I am going to take all of their devices away, at least for now. I’ll take charge of my household. I’ll show them.
Genius! On its face…
What ensues is both interesting and sad. My kids, as multi-talented as they come, had no idea what to do with themselves. Seriously! They either walked around the house like lost puppies trying to find their owner; or, they stared at us parents with those big, sad eyes that screamed, “Help us!” I did not know whether to feel sorry for them or send them to bed. Each suggestion we gave was met with wailing and the gnashing of teeth.
Luckily, by the end of the night, the drama subsided and they found marker and paper and started drawing, not well by any means, but drawing nonetheless.
The second event involved me stopping by the local hobby shop to look for a possible Christmas present for my son (Afro #3). When I walked in the store, I immediately knew that I was going to blow a lot of money. I was totally overtaken by nostalgia – remote control cars, boats, planes, slot cars, and model sets – all things that I grew up with. Things that defined my childhood!
THE THINGS THAT MADE ME THE NERD THAT I AM TODAY!
But, as I was reliving my childhood and contemplating my future credit card bill, I notice something – there were not many people in the store.

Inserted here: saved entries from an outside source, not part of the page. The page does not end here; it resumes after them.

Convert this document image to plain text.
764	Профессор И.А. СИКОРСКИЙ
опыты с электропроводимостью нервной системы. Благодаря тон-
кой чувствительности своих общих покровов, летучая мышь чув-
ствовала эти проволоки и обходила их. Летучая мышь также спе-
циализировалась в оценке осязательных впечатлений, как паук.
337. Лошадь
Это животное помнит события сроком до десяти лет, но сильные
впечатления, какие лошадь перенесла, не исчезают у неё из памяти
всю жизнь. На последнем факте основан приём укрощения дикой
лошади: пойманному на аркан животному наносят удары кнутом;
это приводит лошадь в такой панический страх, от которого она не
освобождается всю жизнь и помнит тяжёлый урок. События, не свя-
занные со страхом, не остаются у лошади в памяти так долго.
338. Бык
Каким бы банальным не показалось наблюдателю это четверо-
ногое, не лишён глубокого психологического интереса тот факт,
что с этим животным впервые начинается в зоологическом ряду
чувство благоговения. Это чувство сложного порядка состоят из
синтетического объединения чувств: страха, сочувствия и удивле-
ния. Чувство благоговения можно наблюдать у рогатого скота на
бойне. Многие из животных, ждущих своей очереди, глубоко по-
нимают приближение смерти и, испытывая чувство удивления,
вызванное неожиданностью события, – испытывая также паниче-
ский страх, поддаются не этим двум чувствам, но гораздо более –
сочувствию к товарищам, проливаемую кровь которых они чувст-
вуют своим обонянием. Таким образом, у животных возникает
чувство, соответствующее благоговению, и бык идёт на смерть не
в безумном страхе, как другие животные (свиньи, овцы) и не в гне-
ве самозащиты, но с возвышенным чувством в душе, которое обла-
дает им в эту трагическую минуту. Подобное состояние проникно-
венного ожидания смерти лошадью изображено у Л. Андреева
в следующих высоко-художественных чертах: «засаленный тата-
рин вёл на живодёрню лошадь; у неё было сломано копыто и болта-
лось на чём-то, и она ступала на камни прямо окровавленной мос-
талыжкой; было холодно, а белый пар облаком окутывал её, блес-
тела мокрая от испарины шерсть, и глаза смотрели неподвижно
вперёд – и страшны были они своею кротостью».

In fact, for the thirty-or-so minutes that I was in the store, I had notice 3 other people (not counting me and the two employees) in the entire store. One of them, I am sure, walked in by mistake but pretended to look interested out of pity.
“Slow day?” I asked.
“This is how it has been since the ‘beep, boop, beep, craze.” (gyrating his thumbs in a Gameboy motion).
“Wow, that is sad. There is really a lot of cool stuff in here.”
“Yeah, these things are just not as popular as they used to be.”
It then hit me… My children have no hobbies for themselves. They don’t have that one thing that they depend on to keep them busy when they have nothing else to do and are bored.
If you are reading this article, you are most likely old enough to remember a time when your parents told you to “Go away and find something to do.” Full disclosure, I have not researched this thoroughly, but It seems as though our parents were giving us the gift of finding our inner nerd when they would tell us to “get out of their hair.”
Don’t act like I was the only one!
When my parents were too busy to entertain me, I built Legos, played with my action figures, delved into my collection of comic books, or played with my remote control/slot cars. All things that are not as popular now as they once were. But why? Where did all of the nerds go?
Did technology kill imagination? I mean… I don’t think so, but I do think that technology cannot survive without discipline. It seems that it is way more than a coincidence that my kids were hooked on technology and once that was taken from them, they were in a state of confusion.
Here is the conundrum:
Hobbies help kids learn by doing, test the limits of their success, and provide an remedy for boredom.
Electronic devices help kids research, provide instant answers to questions/issues kids may have while also combating boredom.